The only exception I allowed for this was during the Mole saga, where he used the compressed-gas cooking fuel to make an explosion. But I tried to do this in a way where, essentially, any sane person would say “Well, that went poorly, I’m not doing that again”. I wanted him to be incentivized to be as careful as possible, and to still have to prioritize survival above anything else.

The Shovel

I’ve talked about this a little bit, but I did allow him to have one “overpowered” item. That’s the shovel. It’s a very, very good shovel. It’s possibly the best unpowered shovel in the universe. It will never wear out. It’s reasonably light. It does its job very well.

But shovels are fundamentally bad weapons. They aren’t balanced. They are heavy, but the weight isn’t distributed near the tip like weapons. They aren’t particularly sharp, and they taper too slowly to be particularly good at stabbing.

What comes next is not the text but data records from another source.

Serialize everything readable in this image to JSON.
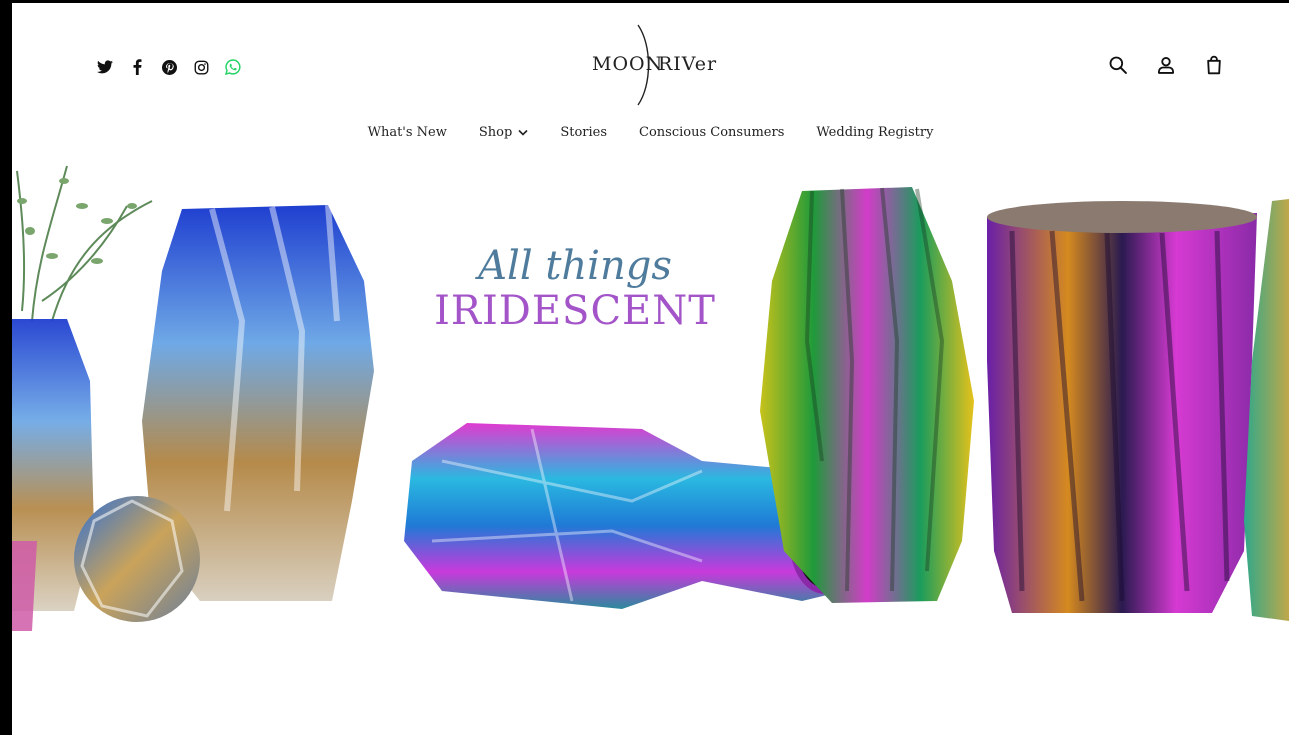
{
  "brand": {
    "word1": "MOON",
    "word2": "RIVer"
  },
  "social_icons": [
    "twitter-icon",
    "facebook-icon",
    "pinterest-icon",
    "instagram-icon",
    "whatsapp-icon"
  ],
  "header_icons": [
    "search-icon",
    "account-icon",
    "cart-icon"
  ],
  "nav": {
    "items": [
      {
        "label": "What's New"
      },
      {
        "label": "Shop"
      },
      {
        "label": "Stories"
      },
      {
        "label": "Conscious Consumers"
      },
      {
        "label": "Wedding Registry"
      }
    ]
  },
  "hero": {
    "line1": "All things",
    "line2": "IRIDESCENT"
  },
  "colors": {
    "whatsapp": "#25d366",
    "hero_line1": "#4f7c9c",
    "hero_line2": "#a354c9"
  }
}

Matt responds to this like a normal person; he mostly uses it for digging, and uses his actual weapons to cover his limited need for weapons. When he is able to use it to beat Derek, it’s not because he’s trained with it as a weapon; it’s because he’s used it for good-old-fashioned digging so much that he’s able to use digging to create an opening he otherwise wouldn’t have had.

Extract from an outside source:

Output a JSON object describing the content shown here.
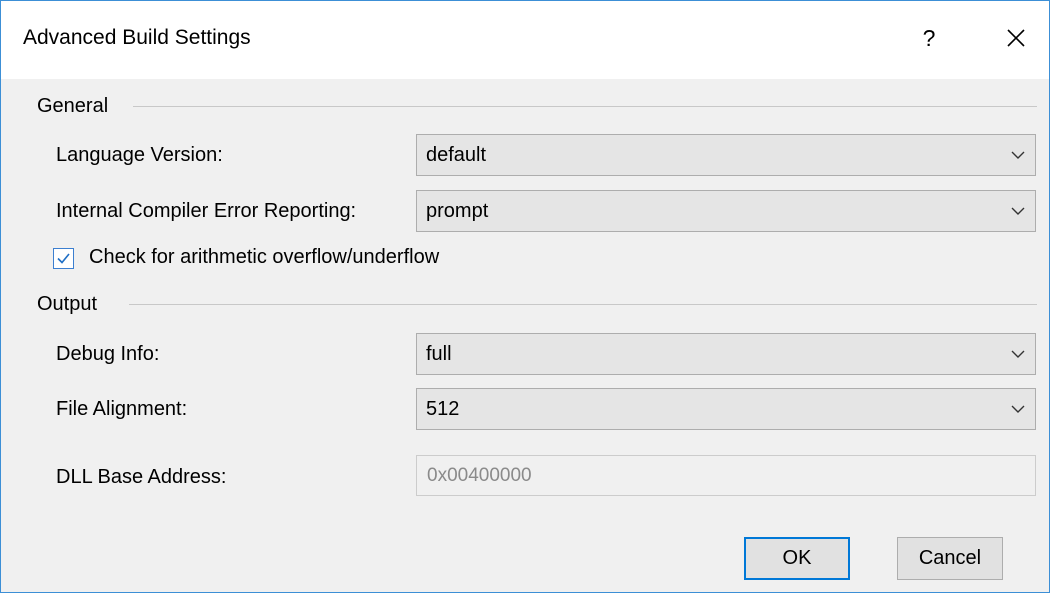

The reason for all of this is that I really wanted to highlight the differences between Derek and Matt as much as possible. Derek has a sword made of the very same stuff. He has better stats, better armor, and better skills. When Matt wins, I was hoping it would feel earned - that it would be clear that hard work was what carried Matt through, that all the bullshit and pain had at least helped him to grow.

Last thoughts

I know this was a long, long ramble, and that long-winded author notes aren’t for everyone. I initially intended this to be a short glossary. I told Dotblue (my editor) that it would take me about an hour to write. Instead, I’m several hours in, trying to remember how everything came about.

This is the first novel I’ve ever completed. The furthest I’ve gotten with anything else would have five or six thousand words; this was 100k words in a little under two months. When you write that fast, the stuff you’ve already written fades to a blur pretty quickly. It turns out it’s really fun to sit around for a while and remember how each part of it came to be.

I don’t know about other authors, but I write best when I know people are reading. And, listen, you guys have been incredible at letting me know you are reading. The engagement has been one of my favorite parts of all this. There was never a point past the first week or so where I felt like I was writing to thin air. That made it possible for me to grind this out, and I’m incredibly thankful.

Book two will start tomorrow. I hope it meets your expectations, and that it helps make you happier than you otherwise have been.

I’ll see you then, and thanks for reading.